High claims push Voya 2025 medical stop-loss rates higher
Executives predict a continuing shift toward self-funding will keep sales rising.
Executives at Voya Financial aren’t talking about the reasons, but they said last week that their medical stop-loss ratio was higher than expected in the second quarter and needs correcting.
Medical stop-loss insurance is what employers’ self-funded health insurance plans use to protect themselves against catastrophic claims.
Voya wants to keep total ratio of insured losses to premiums for health-related insurance products, including stop-loss, between 77% and 80%.
In the second quarter, the stop-loss ratio was somewhere between 80% and 83%, executives said.

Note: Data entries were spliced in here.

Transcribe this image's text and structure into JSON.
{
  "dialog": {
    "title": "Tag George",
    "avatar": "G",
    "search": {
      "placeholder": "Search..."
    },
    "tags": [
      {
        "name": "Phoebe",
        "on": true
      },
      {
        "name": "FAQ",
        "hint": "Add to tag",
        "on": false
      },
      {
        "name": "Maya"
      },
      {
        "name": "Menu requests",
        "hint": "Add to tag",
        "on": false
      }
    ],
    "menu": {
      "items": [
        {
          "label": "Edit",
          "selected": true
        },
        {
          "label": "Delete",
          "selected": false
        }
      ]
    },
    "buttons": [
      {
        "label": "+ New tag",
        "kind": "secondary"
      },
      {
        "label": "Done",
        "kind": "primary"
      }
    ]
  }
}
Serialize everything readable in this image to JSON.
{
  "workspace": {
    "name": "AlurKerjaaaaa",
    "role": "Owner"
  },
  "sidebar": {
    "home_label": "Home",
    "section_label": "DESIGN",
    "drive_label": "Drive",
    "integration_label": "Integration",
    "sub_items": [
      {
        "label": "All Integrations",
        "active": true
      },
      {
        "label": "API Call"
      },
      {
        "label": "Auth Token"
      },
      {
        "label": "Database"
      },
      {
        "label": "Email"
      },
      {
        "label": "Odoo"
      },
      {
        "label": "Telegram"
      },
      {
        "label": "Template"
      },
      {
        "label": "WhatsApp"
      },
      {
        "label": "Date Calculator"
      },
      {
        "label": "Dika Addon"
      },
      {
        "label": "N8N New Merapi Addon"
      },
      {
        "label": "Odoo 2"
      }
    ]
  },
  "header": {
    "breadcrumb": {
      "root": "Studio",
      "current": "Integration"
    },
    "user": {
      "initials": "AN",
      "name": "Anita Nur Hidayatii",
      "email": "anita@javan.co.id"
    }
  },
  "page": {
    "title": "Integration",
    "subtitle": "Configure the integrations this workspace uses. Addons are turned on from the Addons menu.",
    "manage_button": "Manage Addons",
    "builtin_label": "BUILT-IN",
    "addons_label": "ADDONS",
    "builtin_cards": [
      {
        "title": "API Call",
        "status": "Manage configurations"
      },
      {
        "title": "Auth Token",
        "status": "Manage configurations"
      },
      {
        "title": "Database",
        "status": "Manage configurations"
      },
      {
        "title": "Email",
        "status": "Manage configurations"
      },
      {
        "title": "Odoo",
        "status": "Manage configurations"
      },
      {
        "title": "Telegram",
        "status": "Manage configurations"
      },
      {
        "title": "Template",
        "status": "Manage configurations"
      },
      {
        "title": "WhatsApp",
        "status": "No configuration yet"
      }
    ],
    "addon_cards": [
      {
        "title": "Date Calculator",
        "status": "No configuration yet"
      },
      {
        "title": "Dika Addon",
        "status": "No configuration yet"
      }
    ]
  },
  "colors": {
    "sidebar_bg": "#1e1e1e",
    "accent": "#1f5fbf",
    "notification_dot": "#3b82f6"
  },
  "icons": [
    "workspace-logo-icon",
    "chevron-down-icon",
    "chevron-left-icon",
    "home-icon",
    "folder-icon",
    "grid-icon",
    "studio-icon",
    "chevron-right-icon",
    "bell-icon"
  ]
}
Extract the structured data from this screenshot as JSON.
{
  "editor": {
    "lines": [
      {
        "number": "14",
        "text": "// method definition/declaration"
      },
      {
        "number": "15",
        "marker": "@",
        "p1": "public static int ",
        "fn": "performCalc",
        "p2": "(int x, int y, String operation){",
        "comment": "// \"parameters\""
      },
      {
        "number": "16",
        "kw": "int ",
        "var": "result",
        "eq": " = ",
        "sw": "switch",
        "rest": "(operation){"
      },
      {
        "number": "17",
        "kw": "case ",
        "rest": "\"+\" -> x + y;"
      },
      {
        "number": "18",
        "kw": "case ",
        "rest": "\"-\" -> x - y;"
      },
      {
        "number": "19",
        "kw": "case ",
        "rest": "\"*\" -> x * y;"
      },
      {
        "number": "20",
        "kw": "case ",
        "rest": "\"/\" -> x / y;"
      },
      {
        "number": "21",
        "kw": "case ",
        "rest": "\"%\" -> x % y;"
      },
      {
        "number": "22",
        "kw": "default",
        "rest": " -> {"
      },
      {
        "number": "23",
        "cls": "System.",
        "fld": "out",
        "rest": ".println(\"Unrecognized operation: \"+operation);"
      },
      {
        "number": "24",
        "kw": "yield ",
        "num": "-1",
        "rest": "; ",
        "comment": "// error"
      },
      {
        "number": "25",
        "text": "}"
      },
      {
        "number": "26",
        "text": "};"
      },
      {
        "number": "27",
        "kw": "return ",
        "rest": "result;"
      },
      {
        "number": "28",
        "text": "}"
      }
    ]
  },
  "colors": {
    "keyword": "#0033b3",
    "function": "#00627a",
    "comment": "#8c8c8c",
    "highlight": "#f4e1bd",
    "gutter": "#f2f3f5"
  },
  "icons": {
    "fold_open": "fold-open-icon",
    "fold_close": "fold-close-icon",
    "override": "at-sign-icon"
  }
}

Related: Medical stop-loss premiums rise 11.5% for self-funded plans
“We are actively addressing loss ratios by adjusting pricing on new business and renewals in order to return to our target range in 2025,” according to Heather Lavallee, the CEO.
Donald Templin, Voya’s CFO, predicted employers will continue to shift toward self-funding their health plans and use of stop-loss in spite of stop-loss increases.
“We continue to find the fundamentals of the stop-loss business attractive as it can be repriced annually, has a natural tailwind for growth due to medical inflation and is a growing market as companies move to self-fund their employee health care plans,” Templin said.
Voya executives talked about stop-loss during a conference call they held with securities analysts to go over earnings for the second quarter, which ended June 30.
Voya reported $235 million in net income for the second quarter on $2 billion in revenue, compared with $235 million in net income on $1.9 billion for the second quarter of 2023.